Elle en subit, sur un point, un dommage. Elle a presque perdu ce qui faisait la fleur de la critique humaniste, la référence aux classiques, la solidarité avec la chaîne littéraire française. Une fonction et une tribune comme celles de Sainte-Beuve, maintenues par Taine, Scherer, Montégut, Brunetière, Lemaître, Faguet, sont devenues à peu près impossibles, et, s’il faut en croire les directeurs de journaux, ne trouveraient plus qu’un public précaire et décroissant. La critique actuelle a beaucoup mieux maintenu, de l’héritage de Taine, Scherer, Montégut, le contact avec les littératures étrangères, en particulier la littérature anglaise, suivie avec attention et discernement.
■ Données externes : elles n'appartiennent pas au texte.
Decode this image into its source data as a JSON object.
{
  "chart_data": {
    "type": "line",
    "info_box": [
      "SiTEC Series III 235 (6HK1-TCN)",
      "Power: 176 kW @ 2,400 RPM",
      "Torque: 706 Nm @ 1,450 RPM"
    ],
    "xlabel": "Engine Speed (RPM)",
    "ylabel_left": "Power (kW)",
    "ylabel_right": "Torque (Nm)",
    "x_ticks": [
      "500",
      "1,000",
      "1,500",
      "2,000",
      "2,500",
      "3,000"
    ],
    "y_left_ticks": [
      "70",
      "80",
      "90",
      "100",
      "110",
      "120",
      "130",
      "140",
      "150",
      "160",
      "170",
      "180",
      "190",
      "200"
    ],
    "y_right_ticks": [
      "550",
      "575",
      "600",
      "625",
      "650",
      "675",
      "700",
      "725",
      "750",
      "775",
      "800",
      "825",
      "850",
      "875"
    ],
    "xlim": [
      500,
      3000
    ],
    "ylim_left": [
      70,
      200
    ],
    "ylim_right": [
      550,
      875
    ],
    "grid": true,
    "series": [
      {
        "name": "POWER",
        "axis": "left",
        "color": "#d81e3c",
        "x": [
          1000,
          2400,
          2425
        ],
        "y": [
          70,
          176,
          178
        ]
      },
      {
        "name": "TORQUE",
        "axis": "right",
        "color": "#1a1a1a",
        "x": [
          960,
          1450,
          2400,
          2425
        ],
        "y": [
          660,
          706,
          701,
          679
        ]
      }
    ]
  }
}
Contrainte à sacrifier de plus en plus à l’information, à l’actualité, aux comptes-rendus, elle y apporte moins des décisions et des jugements que des qualités de moraliste et de psychologue. Ses qualités et ses défauts sont commandés par ce fait, qu’elle est devenue une province du journalisme et plus du tout une dépendance de la chaire.

La critique dramatique, dans une position plus difficile, est logée à la même enseigne. Elle ne peut conserver sa dignité, et compter, que par le feuilleton hebdomadaire, qui permet la réflexion et le choix. Les exigences de l’information journalière ont réduit à trois ou quatre le nombre des critiques dramatiques qui ont à leur disposition ce rez-de-chaussée traditionnel, et à moins encore ceux qui gardent la volonté d’y défendre la littérature.